Broccoli is high in vitamin C, carotenoids (including lutein), and fiber, as well as several nutrients that appear to have anti-cancer and immune-boosting properties. Among these are sulforaphane and indole-3-carbinol (I3C), a substance that has been shown to block the growth of cancer cells.
People who eat a lot of broccoli have lower rates of cancer than those who don’t. Regular consumption of broccoli has also been linked to a decreased risk of cardiovascular disease and reduce incidence of aggressive prostate cancer.
The best way to cook broccoli is to steam or stir-fry, otherwise, it loses beneficial compounds by 30% after only 5 minutes of cooking.
Half a cup of blueberries is equivalent to the antioxidant power of 5 servings of peas, carrots, apples, squash, or broccoli.
Anthocyanins, the pigments that make blueberries blue, are responsible for their antioxidant properties. Blueberries are also good source of fiber; you’ll get about 3 grams in one half-cup serving.

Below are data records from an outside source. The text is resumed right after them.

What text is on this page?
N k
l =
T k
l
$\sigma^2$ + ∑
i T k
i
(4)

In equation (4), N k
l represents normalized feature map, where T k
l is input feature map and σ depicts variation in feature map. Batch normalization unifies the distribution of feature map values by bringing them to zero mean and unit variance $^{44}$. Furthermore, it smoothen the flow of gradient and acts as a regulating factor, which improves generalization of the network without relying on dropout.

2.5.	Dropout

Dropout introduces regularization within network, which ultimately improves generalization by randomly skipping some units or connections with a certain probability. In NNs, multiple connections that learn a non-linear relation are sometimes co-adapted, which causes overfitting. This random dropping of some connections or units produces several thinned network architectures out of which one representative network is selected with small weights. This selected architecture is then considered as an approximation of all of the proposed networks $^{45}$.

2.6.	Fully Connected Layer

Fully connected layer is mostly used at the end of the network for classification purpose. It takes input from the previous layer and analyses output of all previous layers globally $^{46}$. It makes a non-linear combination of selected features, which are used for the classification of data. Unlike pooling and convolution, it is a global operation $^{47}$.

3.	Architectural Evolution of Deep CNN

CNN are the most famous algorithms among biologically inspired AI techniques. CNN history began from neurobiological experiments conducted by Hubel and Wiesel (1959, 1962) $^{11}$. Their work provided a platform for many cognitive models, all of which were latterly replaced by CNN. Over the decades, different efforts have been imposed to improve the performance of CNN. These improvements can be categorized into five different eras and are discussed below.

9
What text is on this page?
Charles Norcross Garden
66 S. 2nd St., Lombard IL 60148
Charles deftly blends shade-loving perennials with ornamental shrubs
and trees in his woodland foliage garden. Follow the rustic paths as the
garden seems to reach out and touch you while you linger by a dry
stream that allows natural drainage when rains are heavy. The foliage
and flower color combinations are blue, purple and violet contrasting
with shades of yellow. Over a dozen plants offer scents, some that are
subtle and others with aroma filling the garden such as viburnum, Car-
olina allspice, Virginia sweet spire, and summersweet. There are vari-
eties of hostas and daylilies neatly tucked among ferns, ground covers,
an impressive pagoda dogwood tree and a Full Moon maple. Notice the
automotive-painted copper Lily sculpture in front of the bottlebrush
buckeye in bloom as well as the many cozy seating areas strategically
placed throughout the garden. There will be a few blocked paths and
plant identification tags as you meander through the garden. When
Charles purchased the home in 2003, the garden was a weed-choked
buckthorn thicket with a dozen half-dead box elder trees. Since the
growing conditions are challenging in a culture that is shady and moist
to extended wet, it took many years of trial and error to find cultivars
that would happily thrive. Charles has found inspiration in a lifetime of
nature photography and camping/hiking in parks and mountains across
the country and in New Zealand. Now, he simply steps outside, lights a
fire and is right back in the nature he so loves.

Like cranberries, blueberries may help protect against urinary-tract infections because they contain substances that prevent bacteria from adhering to bladder walls.
Fresh, frozen, and dried blueberries are all equally beneficial, and heating or cooking blueberries won’t affect the amount or quality of antioxidants they contain; in fact, cooked blueberries may provide a higher content of beneficial phytonutrients.
10. Black Beans
Beans are great sources of protein, potassium, magnesium, copper, iron, and zinc, plus they have the highest antioxidant levels of all legumes, thanks to their content of anthocyanins, which give their dark tone.
Beneath their skin, black beans have a light, cream-colored flesh with an earthy, almost mushroom-like flavor that complements both Latin American and Caribbean cuisine.
When shopping for black beans, always look for dried organic black beans which give you more control over sodium and allow you to cook them in ways that minimize digestive issues.
Soak dried beans overnight in water, then drain and replace the liquid with fresh water for cooking. Remember, one of the best strategies to achieve and maintain vibrant health is to follow a diet that incorporates fresh whole foods.
What other organic non-processed foods do you know that offer optimal health benefits?